In some cases, resisting condemnation of property by the government is often possible. For instance, the plaintiff might seek to show that the condemnation of the property is unjust, or violates the law in some way. This can happen for instance if the new use would result in some gross injustice or would violate public policy in some way.

In such cases, the remedy usually involves an injunction. This is a court order requiring a termination of the project, and a reversion of the land back to the private owner. Or, just compensation may be issued in the form of monetary compensation for the taking of the property.

For liens and tax-related seizures, it can be a bit difficult to contest, especially if the lien is the result of a clear ruling. Many times, a ruling can be challenged if there was some error in the lower court. Or, challenges might be based on some aspect of the title deed, which can be clarified through a quiet title proceeding. These will all depend on the exact facts involved in the individual case.

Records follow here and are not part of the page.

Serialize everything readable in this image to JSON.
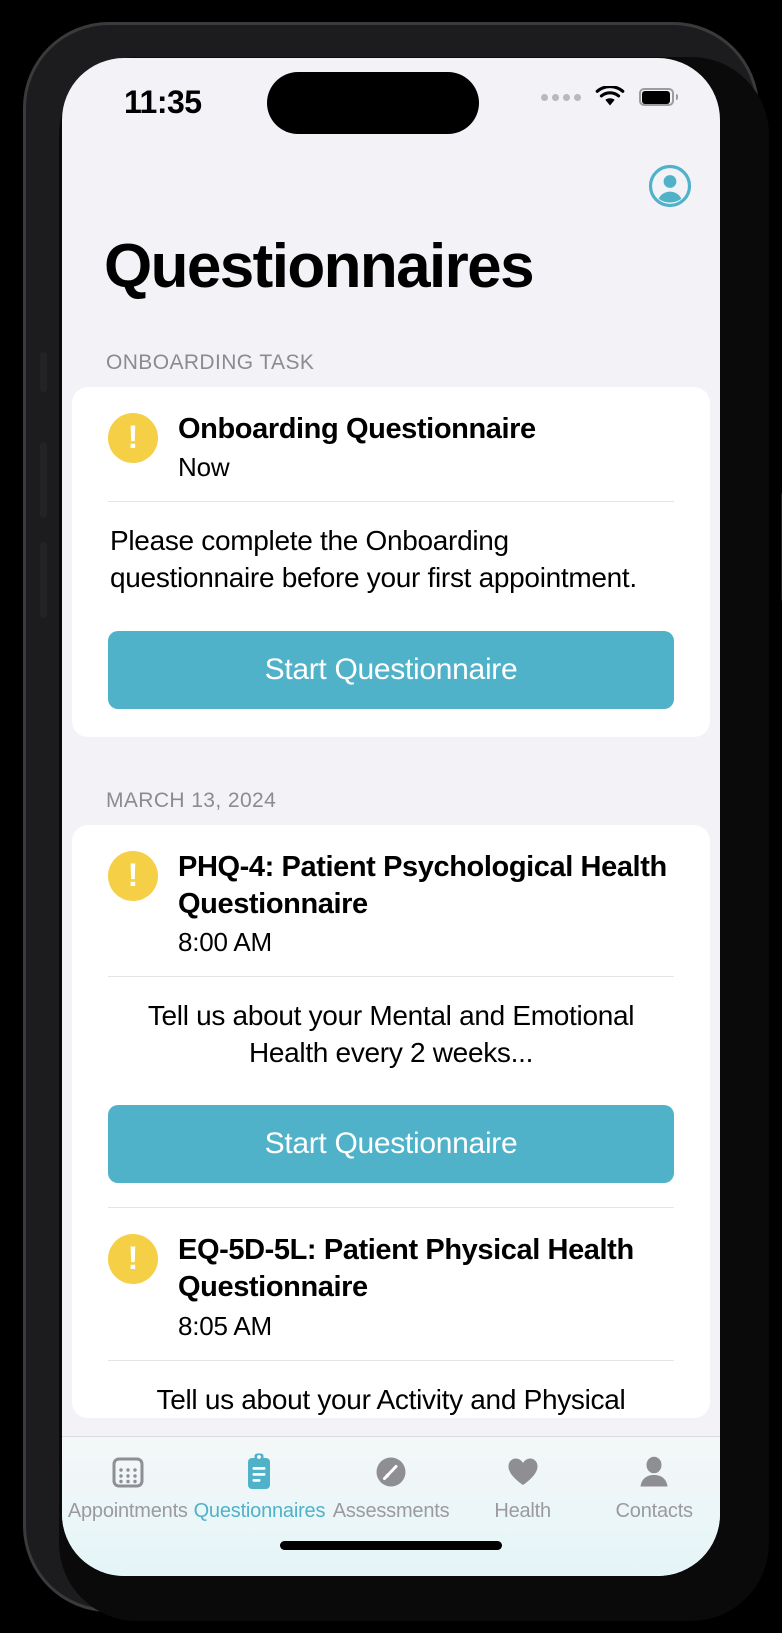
{
  "status_bar": {
    "time": "11:35",
    "signal_icon": "signal-dots-icon",
    "wifi_icon": "wifi-icon",
    "battery_icon": "battery-icon"
  },
  "header": {
    "title": "Questionnaires",
    "avatar_icon": "account-circle-icon"
  },
  "colors": {
    "accent_teal": "#4fb2c9",
    "warning_yellow": "#f5cf45",
    "screen_background": "#f2f2f7",
    "card_background": "#ffffff",
    "muted_text": "#8b8b90",
    "tab_inactive": "#9a9a9f"
  },
  "sections": [
    {
      "header": "ONBOARDING TASK",
      "items": [
        {
          "status_icon": "warning-exclamation-icon",
          "title": "Onboarding Questionnaire",
          "time": "Now",
          "description": "Please complete the Onboarding questionnaire before your first appointment.",
          "description_align": "left",
          "button_label": "Start Questionnaire"
        }
      ]
    },
    {
      "header": "MARCH 13, 2024",
      "items": [
        {
          "status_icon": "warning-exclamation-icon",
          "title": "PHQ-4: Patient Psychological Health Questionnaire",
          "time": "8:00 AM",
          "description": "Tell us about your Mental and Emotional Health every 2 weeks...",
          "description_align": "center",
          "button_label": "Start Questionnaire"
        },
        {
          "status_icon": "warning-exclamation-icon",
          "title": "EQ-5D-5L: Patient Physical Health Questionnaire",
          "time": "8:05 AM",
          "description": "Tell us about your Activity and Physical",
          "description_align": "center",
          "button_label": ""
        }
      ]
    }
  ],
  "tab_bar": {
    "tabs": [
      {
        "label": "Appointments",
        "icon": "calendar-icon",
        "active": false
      },
      {
        "label": "Questionnaires",
        "icon": "clipboard-icon",
        "active": true
      },
      {
        "label": "Assessments",
        "icon": "pencil-circle-icon",
        "active": false
      },
      {
        "label": "Health",
        "icon": "heart-icon",
        "active": false
      },
      {
        "label": "Contacts",
        "icon": "person-icon",
        "active": false
      }
    ]
  }
}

In civil forfeiture proceedings, the government must show that probable cause exists to believe the property is involved in a crime. The owner must then show that the property was not used for an illegal purpose or that the owner was not involved in such illegal activities. The difficulty for property owners is that they prove their case by a preponderance of the evidence, which may be difficult if the police are confiscating evidence and preventing the owner from entering the "crime scene."

Do I Need a Lawyer If the Government Seized My Property?

Government takings and seizures can often involve very broad legal issues that can affect an entire community. You may need to hire a qualified property lawyer if you have any issues involving government and property. Your attorney can provide you with legal advice and can help you file a claim in court if you need to.